26 Şubat 2008

Sıkıntı

İçimde kelimelere dökülemeyen, dillenemeyen bir sıkıntı var. Ölümle yine çok düşünüyorum. Yalnız hissediyorum kendimi biraz.. Ama kalabalık özellikle de gereksiz diyaloglar istemiyorum. Hayat çok kalabalık.. Bu rahatsız edici. Mutsuzluğu getiren faktörlerden birinin de bu olduğunu anladım. Eğer hayatınız keyif aldığınız şeylerin dışında müdahele edemediğiniz uzaklaştıramadığınız yada farkedemeyeceğiniz kadar görünmezleştiremeyeceğiniz şeylerle doluysa mutlu olmanız mümkün değil. Ya bunlardan da keyif almaya başlamalısınız yada keyifsiz bir hayat sizi bekliyor demektir. Ve ben bu hayattan zerre keyif almıyorum, çünkü keyif alacağım bir hayatla alakasız bir hayat yaşıyorum. Çok enteresan olan içine doğduğum hayattan neden nefret ettiğim.
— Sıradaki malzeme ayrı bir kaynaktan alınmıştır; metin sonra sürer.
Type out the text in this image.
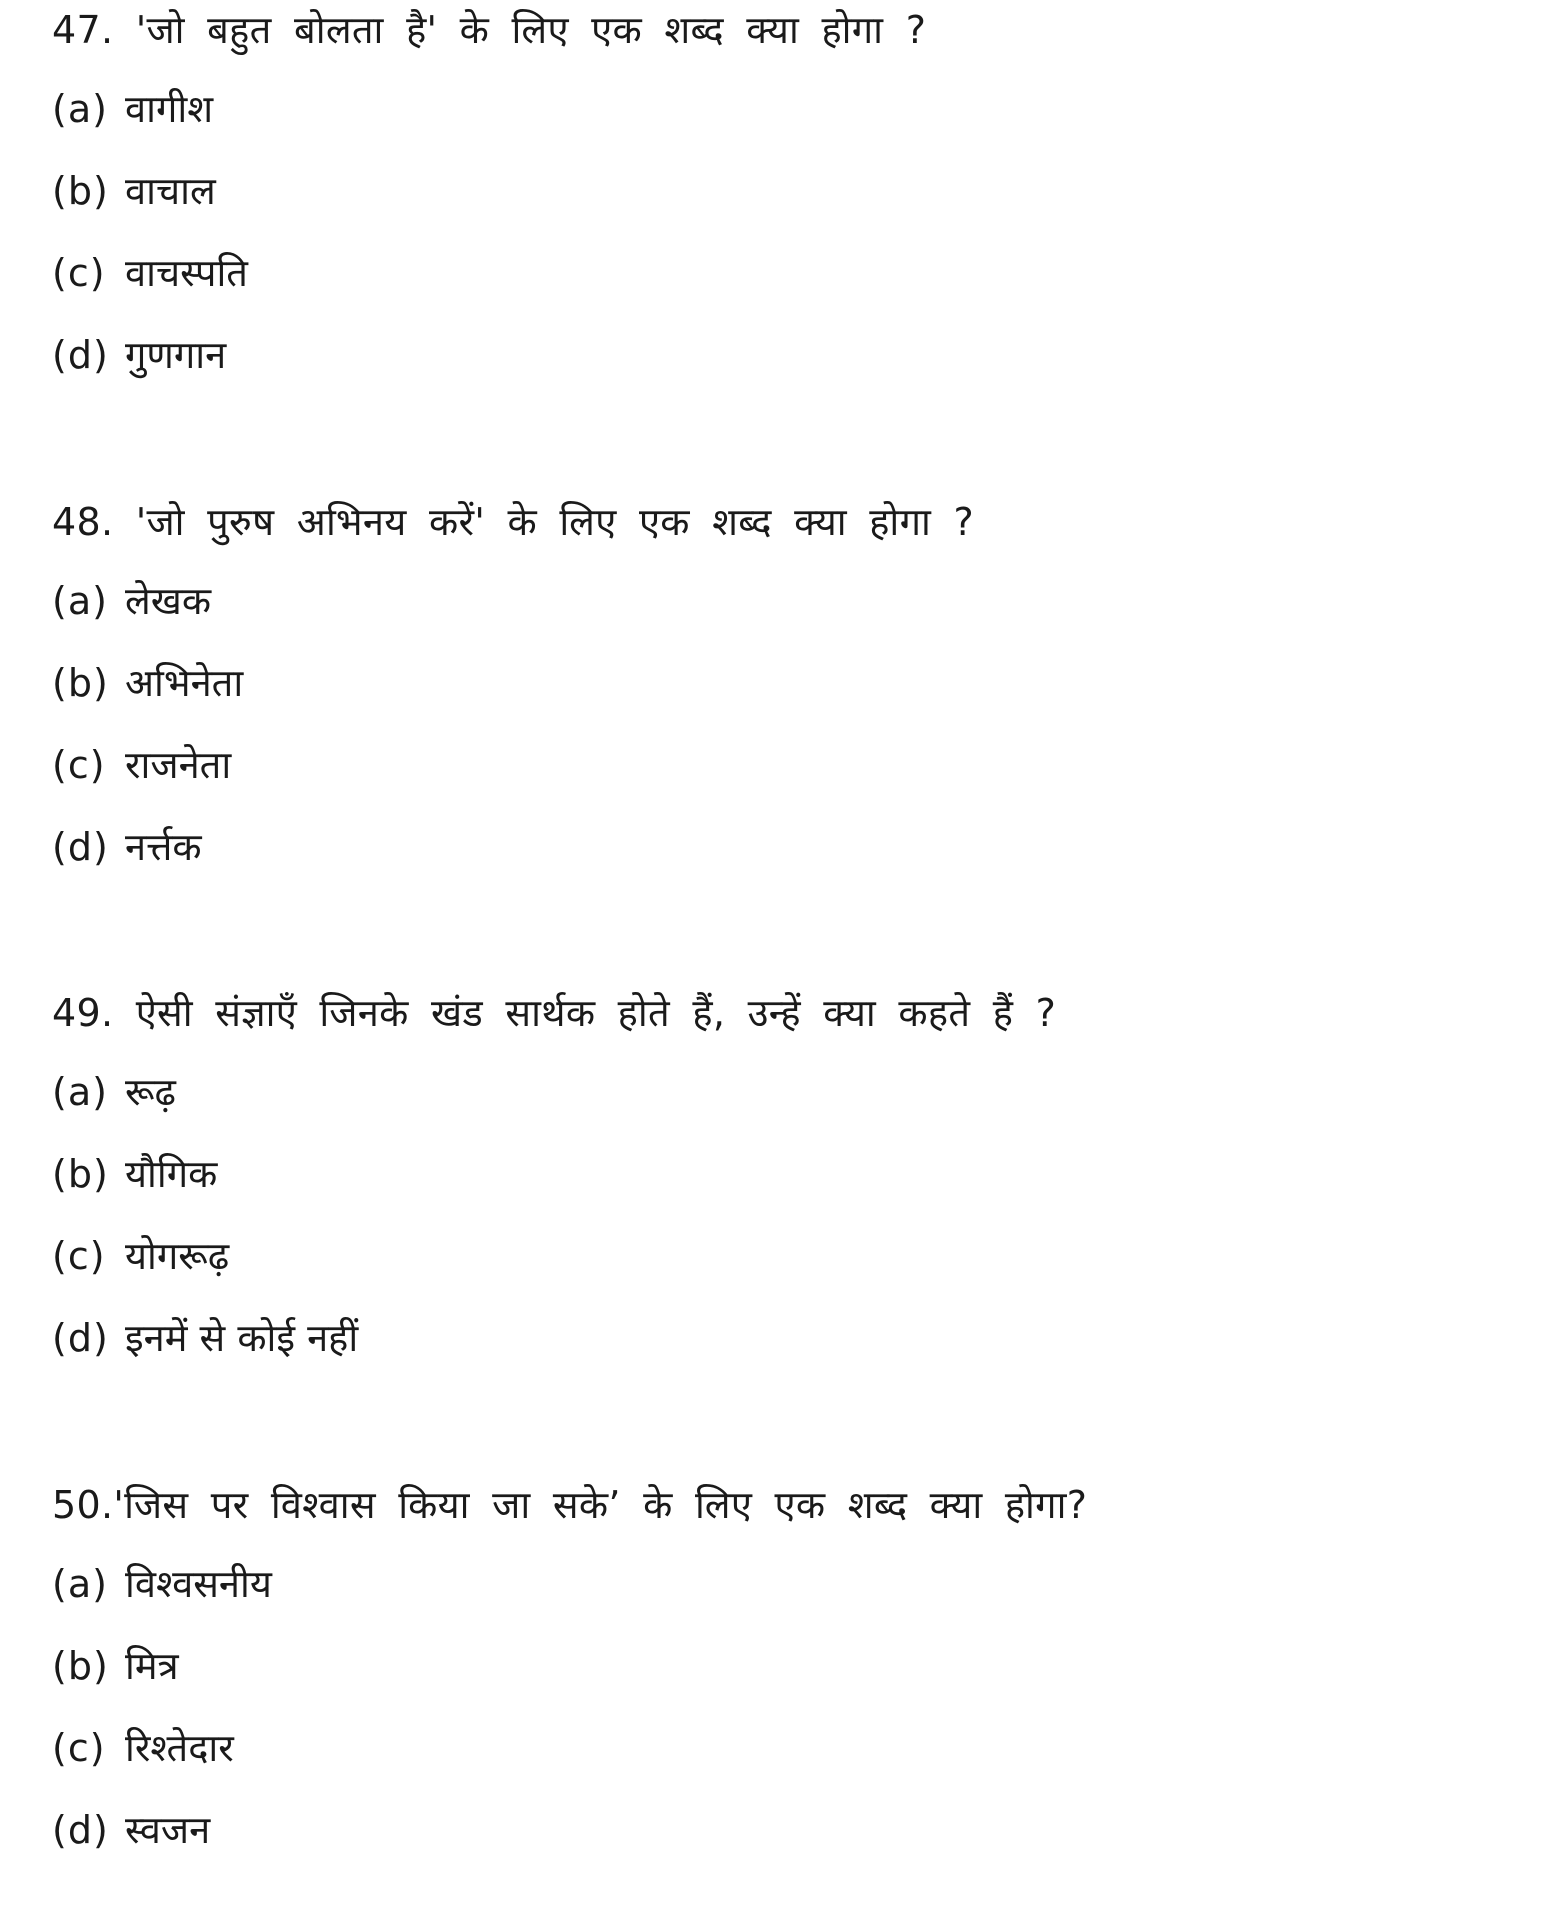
47. 'जो बहुत बोलता है' के लिए एक शब्द क्या होगा ?
(a) वागीश
(b) वाचाल
(c) वाचस्पति
(d) गुणगान
48. 'जो पुरुष अभिनय करें' के लिए एक शब्द क्या होगा ?
(a) लेखक
(b) अभिनेता
(c) राजनेता
(d) नर्त्तक
49. ऐसी संज्ञाएँ जिनके खंड सार्थक होते हैं, उन्हें क्या कहते हैं ?
(a) रूढ़
(b) यौगिक
(c) योगरूढ़
(d) इनमें से कोई नहीं
50.'जिस पर विश्वास किया जा सके’ के लिए एक शब्द क्या होगा?
(a) विश्वसनीय
(b) मित्र
(c) रिश्तेदार
(d) स्वजन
Ama olan olmuş bir kere ve ben keyif alacağımı hayal ettiğim hayata yönelmek için gerekli değişiklikleri yapamayacak kadar üşengeç, korkak ve belki de donanımsızım.
Jane'le konuşuyordum bunları geçen. O mutlu. En azından benden daha mutlu. Bildiğini ama düşünmediğini ve benim en büyük sorunumun düşünmek için kendimi zorlamam olduğunu söyledi. Haklı bir tarafı var sanki..
Aslında Jane bu hayatımda beni mutlu eden tek şey diyebilirim. Çok ilginç bir diğer nokta da mutlu olacağımı düşündüğüm hayatı bir gün yaşarsam o hayatta da Jane büyük ihtimalle olmayacak. Garip bir durum. Aslında benim sorunum mutlak mutluluğu aramammış gibi geliyor. Sıkıntıların ortasında mutluluk nefesleri beni mutlu etmiyor. Çorbadaki sinek misali. Küçük de olsa birşey beni rahatsız ediyorsa bitmiştir..
Nedense hep aynı konular etrafında dönüyormuşum gibi geldi bir an bunların da önemi yok aslında...

2 yorum:

çikolatalıkedi dedi ki...

Alakasız bir yerden tesadüfen geldiğim bu blogda karşıma çıkan ilk yazının duygularımı tamamen anlatacağı kimin aklına gelirdi...

Vatansız Kral dedi ki...

hayat işte..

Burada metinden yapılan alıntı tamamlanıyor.